September 2-5, 2005
We celebrated Labor Day weekend this year by camping in Canada with friends who live in Rochester, New York--my friend Kevin found this great campsite roughly half-way between Rochester and Chicago in Canada, Rondeau Provincial Park, and we had a busy two and a half days eating, swimming, and playing on the shores of Lake Erie.
Since we were only camping with one other family and not 4 or 20 (my other camping experiences this year), I could really focus on how the kids all interacted. Kevin has three children: Elizabeth, who is two years older than my four-year-old Sonia, and Ross and David, who are 9 and 12 compared to Isaac who is 8. The striking thing to me about the kids was how much the girls stuck together and how much the boys stuck together.

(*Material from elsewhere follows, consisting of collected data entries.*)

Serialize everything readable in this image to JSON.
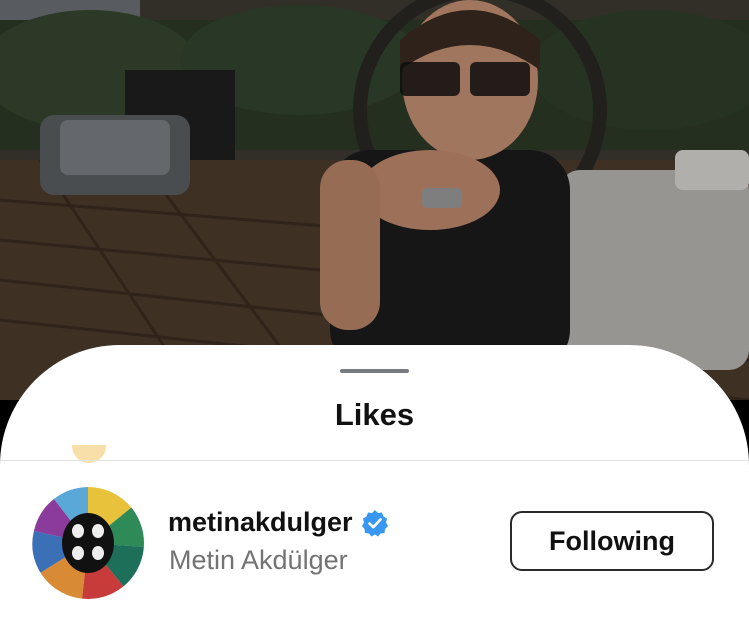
{
  "sheet": {
    "title": "Likes"
  },
  "likes": [
    {
      "username": "metinakdulger",
      "full_name": "Metin Akdülger",
      "verified": true,
      "follow_label": "Following"
    }
  ],
  "colors": {
    "verified_badge": "#3897f0",
    "muted_text": "#737373",
    "button_border": "#2a2a2a"
  },
  "icons": {
    "verified": "verified-badge-icon",
    "grabber": "drag-handle"
  }
}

Of course once I thought about it a little harder, I realized that of course when I was that age I only played with girls. Boys were something to be avoided at most costs until I got to (the middle of?) high school. When I remember how I was as a kid I marvel at the fact that now I have a life where I work mostly with men, and where as a result I have at least as many close friends who are male as who are female.
It's funny, though, as comfortable as I am working with (most) men, I still find myself sitting next to women when I walk into a crowded meeting room and have to pick where to go. More than once I have looked around after getting settled and thought "Hey, why are all the women in this room sitting next to eachother?" I wonder if it's still some residual comfort that we subconsciously get by banding together in this small way...maybe by the time Sonia and Elizabeth are grown up there will be too many women in physics that we won't all fit in one corner of the room.